Para os personagens do filme, a vida está de fato transcorrendo nos movimentos que eles executam ao lado dos amigos e a partir dos movimentos que estes fazem ao seu respeito. Daí que tenhamos o músico negro, que vive sua vida profissional dada às mãos do seu agente e que exista uma cena em particular bastante tocante neste sentido, aquela em que Lelia (Lelia Goldoni) faz sexo com Tony (Anthony Ray) e, em seguida, diz que descobriu a vida. O afeto do outro acaba por fazê-la descobrir algo que, afinal de contas, se revelará doloroso o suficiente para acionar as inconstâncias de registro e do ato de compreender o amor como um bravo estado de coisas no cinema de Cassavetes.

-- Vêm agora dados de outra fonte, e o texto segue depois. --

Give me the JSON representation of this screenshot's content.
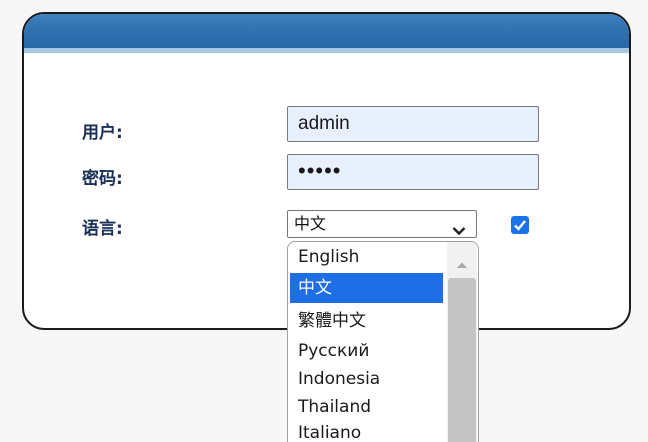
{
  "form": {
    "user_label": "用户:",
    "user_value": "admin",
    "password_label": "密码:",
    "password_value": "•••••",
    "language_label": "语言:",
    "language_selected": "中文",
    "remember_checked": true
  },
  "language_options": [
    {
      "label": "English",
      "selected": false
    },
    {
      "label": "中文",
      "selected": true
    },
    {
      "label": "繁體中文",
      "selected": false
    },
    {
      "label": "Русский",
      "selected": false
    },
    {
      "label": "Indonesia",
      "selected": false
    },
    {
      "label": "Thailand",
      "selected": false
    },
    {
      "label": "Italiano",
      "selected": false
    }
  ],
  "colors": {
    "header": "#2f6eaf",
    "field_bg": "#e8f0fe",
    "label": "#1a2f55",
    "selected_option": "#1e6ee6",
    "checkbox": "#1a73e8"
  },
  "icons": {
    "select_arrow": "chevron-down-icon",
    "checkbox_mark": "checkmark-icon",
    "scroll_up": "scroll-up-arrow-icon"
  }
}
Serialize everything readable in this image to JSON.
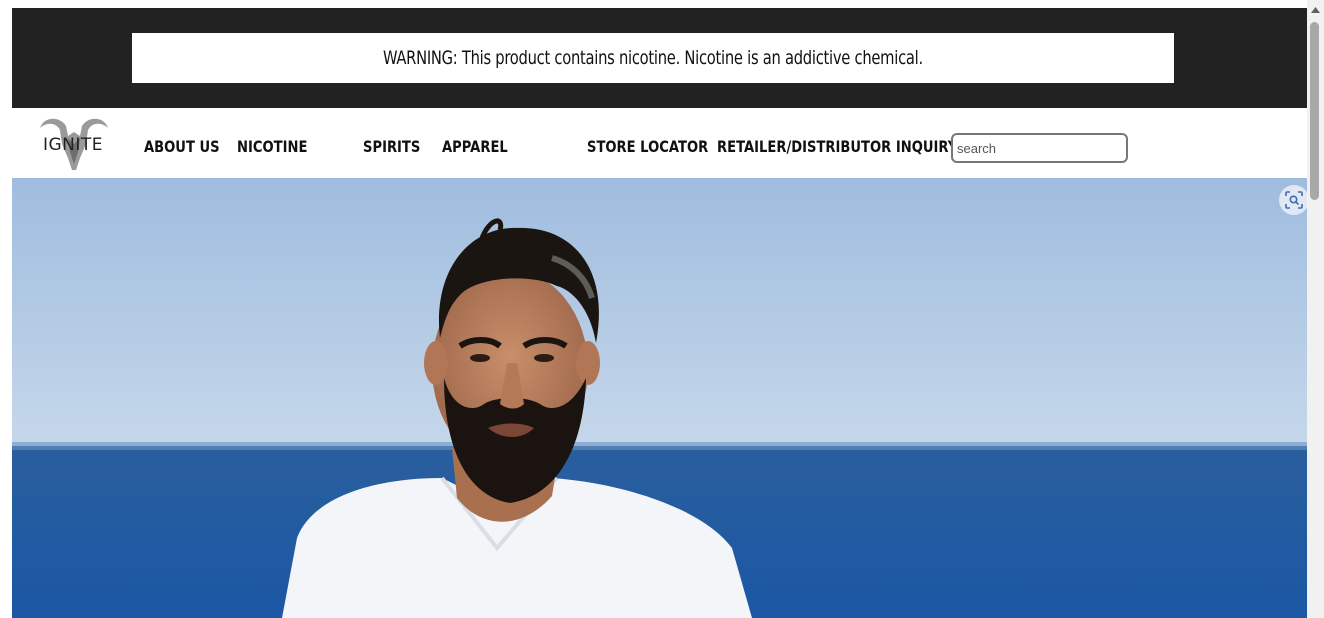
{
  "warning": {
    "text": "WARNING: This product contains nicotine. Nicotine is an addictive chemical."
  },
  "header": {
    "logo_text": "IGNITE",
    "nav": [
      {
        "label": "ABOUT US"
      },
      {
        "label": "NICOTINE"
      },
      {
        "label": "SPIRITS"
      },
      {
        "label": "APPAREL"
      },
      {
        "label": "STORE LOCATOR"
      },
      {
        "label": "RETAILER/DISTRIBUTOR INQUIRY"
      }
    ],
    "search": {
      "placeholder": "search",
      "value": ""
    }
  },
  "hero": {
    "image": "bearded-man-white-tshirt-ocean-photo"
  },
  "overlay": {
    "icon": "visual-search-icon"
  },
  "colors": {
    "warning_bar": "#222222",
    "sky": "#a9c4e2",
    "sea": "#1f5fa8"
  }
}
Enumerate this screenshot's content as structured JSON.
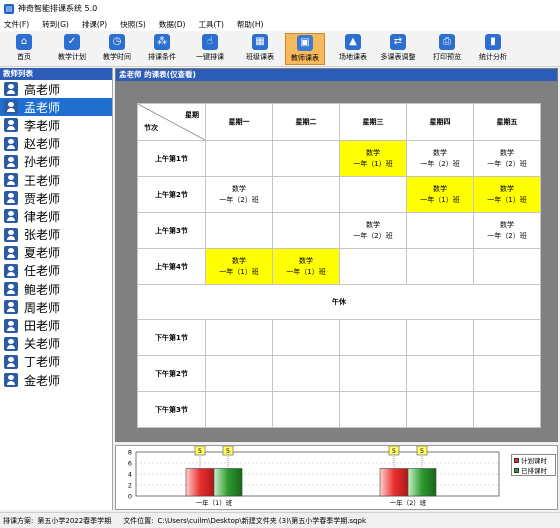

Do improviso que é Shadows, sobressai-se justamente isto, a incursão pela necessidade de amar e pela necessidade de instaurar a ficção quase que à força, ao lado da tal realidade (da interpretação, das ruas, das ruas recebendo interpretação). Instaurar, no caso, quer dizer impor pela narrativa o parentesco que parece impossível entre um negro, uma mulher branca e um homem de traços latinos e tratá-los como irmãos e, mais belo ainda, como extensões que dependem umas das outras para sobreviverem aos atos falhos (a montagem do filme é quem determina até onde vão as emoções) de Shadows, que são tomados pela força deste amor fraternal, completo e filmicamente instável. Afinal, as mais belas cenas de amor de Shadows (e de Maridos, 1970; e de Assim Falou o Amor, 1971; e de Uma Mulher sob Influência, 1974, etc.) são arquitetadas dentro de violentos de conflitos entre os corpos dos personagens, que necessitam, sobretudo, de amar e serem amados.